Les défauts du système de réparation des dommages de l'ADN (DDR) peuvent entraîner une instabilité génomique et se traduire par une augmentation du TMB dans plusieurs types de cancers. La valeur pronostique du TMB et l'association entre DDR et TMB dans le cancer de l'ovaire a été évaluée par l'équipe chinoise de Wenjuan Tian (abstr. 5512) à partir de l'analyse in silico de tumeurs épithéliales de l'ovaire de la cohorte du TCGA (The Cancer Genome Atlas) [434 patients], puis validée sur une cohorte de 92 patientes chinoises. Une altération de la réparation de l'ADN était définie par une anomalie génétique d'au moins 1 gène sur les 21 retenus comme étant impliqués dans différentes voies de la réparation (HRR, NHEJ, BER, etc.), et le TMB était défini comme le nombre total de mutations somatiques non synonymes dans la région codante de l'ADN tumoral. Des altérations de la réparation ont été retrouvées dans presque 30 % des cas.

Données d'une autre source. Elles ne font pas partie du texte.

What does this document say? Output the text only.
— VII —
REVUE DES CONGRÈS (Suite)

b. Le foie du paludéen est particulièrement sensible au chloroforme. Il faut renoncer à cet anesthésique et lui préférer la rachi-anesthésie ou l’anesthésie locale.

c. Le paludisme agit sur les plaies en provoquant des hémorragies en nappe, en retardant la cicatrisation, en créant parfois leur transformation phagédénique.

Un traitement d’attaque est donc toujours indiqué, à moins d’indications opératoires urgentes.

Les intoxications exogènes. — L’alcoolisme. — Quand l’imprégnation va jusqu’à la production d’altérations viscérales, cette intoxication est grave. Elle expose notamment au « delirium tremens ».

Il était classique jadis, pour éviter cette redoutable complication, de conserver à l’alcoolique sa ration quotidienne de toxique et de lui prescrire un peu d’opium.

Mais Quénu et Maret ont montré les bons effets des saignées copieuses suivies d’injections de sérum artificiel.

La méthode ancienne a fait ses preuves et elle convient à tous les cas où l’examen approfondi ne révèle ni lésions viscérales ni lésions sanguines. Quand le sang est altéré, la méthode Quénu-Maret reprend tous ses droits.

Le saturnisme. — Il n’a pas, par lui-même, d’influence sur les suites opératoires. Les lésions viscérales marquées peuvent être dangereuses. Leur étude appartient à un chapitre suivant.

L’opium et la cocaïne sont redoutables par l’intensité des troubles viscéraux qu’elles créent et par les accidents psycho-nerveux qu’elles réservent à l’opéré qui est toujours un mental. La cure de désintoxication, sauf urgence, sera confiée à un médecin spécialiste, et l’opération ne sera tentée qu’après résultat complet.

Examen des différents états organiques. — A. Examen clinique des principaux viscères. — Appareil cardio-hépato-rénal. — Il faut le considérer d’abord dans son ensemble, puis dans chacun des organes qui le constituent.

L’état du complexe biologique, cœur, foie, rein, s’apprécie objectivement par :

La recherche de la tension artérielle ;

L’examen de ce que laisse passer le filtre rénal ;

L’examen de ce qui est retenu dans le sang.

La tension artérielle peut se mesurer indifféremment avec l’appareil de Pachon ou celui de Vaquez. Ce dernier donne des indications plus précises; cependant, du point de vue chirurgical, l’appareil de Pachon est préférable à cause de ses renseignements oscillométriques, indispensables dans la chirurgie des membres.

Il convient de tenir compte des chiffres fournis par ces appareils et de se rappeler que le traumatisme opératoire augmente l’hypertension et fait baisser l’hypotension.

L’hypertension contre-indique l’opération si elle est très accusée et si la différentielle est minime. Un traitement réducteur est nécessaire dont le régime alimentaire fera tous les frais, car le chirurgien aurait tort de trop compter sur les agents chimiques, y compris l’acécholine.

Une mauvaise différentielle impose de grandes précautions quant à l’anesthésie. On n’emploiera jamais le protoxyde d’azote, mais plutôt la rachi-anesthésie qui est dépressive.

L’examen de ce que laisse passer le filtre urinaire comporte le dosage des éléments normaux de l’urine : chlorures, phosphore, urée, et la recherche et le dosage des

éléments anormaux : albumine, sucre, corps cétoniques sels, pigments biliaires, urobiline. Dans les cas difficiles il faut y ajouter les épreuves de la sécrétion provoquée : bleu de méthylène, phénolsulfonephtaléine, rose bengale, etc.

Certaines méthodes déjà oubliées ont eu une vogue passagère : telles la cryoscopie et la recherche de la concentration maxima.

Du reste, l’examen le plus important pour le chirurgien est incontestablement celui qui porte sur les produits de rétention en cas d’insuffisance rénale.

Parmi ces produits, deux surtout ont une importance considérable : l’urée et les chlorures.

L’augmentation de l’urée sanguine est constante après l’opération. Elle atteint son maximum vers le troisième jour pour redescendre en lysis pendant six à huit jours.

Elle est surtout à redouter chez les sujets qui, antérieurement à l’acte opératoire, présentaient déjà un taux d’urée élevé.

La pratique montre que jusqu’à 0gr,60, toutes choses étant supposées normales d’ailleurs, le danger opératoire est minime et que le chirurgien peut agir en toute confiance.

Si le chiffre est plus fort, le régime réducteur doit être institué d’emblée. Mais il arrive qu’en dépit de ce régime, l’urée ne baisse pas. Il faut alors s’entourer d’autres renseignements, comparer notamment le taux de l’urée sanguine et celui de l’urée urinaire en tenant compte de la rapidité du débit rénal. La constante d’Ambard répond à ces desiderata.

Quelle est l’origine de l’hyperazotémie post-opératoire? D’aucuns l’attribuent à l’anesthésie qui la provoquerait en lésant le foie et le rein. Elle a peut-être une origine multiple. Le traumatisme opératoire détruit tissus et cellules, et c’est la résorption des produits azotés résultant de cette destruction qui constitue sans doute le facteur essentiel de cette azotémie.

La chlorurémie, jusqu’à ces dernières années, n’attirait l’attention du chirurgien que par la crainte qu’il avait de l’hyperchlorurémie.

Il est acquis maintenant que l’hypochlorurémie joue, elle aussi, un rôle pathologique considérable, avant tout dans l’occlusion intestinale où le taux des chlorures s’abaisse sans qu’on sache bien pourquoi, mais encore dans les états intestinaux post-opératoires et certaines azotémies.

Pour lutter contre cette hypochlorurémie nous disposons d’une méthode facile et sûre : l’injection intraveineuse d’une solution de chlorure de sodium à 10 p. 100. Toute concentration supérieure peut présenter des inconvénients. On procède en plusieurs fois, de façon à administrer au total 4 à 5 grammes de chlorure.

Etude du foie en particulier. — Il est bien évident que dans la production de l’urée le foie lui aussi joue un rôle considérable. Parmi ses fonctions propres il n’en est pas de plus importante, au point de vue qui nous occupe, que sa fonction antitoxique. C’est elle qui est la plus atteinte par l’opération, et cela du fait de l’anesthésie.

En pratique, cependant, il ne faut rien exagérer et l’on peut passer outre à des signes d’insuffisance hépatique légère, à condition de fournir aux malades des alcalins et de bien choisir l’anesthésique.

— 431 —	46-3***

Les gènes le plus fréquemment mutés étaient POLE (21 %), BRCA1 (5,1 %), BRCA2 (4,1 %), ATM (3,0 %), FANCA (2,5 %), PALB2 (2,3 %), FANCD2 (2,1 %) et ATR (2,1 %) dans la cohorte du TCGA, et BRCA1 (12,9 %), BRCA2 (10,8 %), ATM (5,4 %), RAD51 (3,2 %), BRIP1 (3,2 %), FANCD2 (3,2 %) et PALB2 (3,2 %) dans la cohorte chinoise. Toute altération de la DDR était significativement associée à une TMB plus élevée à la fois dans la TCGA (p < 0,001) et dans la cohorte chinoise (p = 0,021). En cas de double altération de DDR ou de comutation de TP53 et de DDR, le taux de TMB est encore significativement plus élevé. Une forte charge mutationnelle est associée à de meilleurs taux de survie sans maladie et de survie globale chez les patientes atteintes de cancers de l'ovaire. De plus, ces données pourraient justifier l'utilisation de l'IO chez des patientes présentant une anomalie de la réparation, la charge mutationnelle étant un facteur prédictif de la réponse à l'IO.

Les cancers du sein

Toujours pas de biomarqueurs prédictifs de la réponse aux traitements anti-HER2 ou aux inhibiteurs du cycle cellulaire, des résultats mitigés des inhibiteurs d'AKT, de l'IO… Bref, peu de choses excitantes à part l'arrivée des inhibiteurs de PARP et des données de désescalade thérapeutique.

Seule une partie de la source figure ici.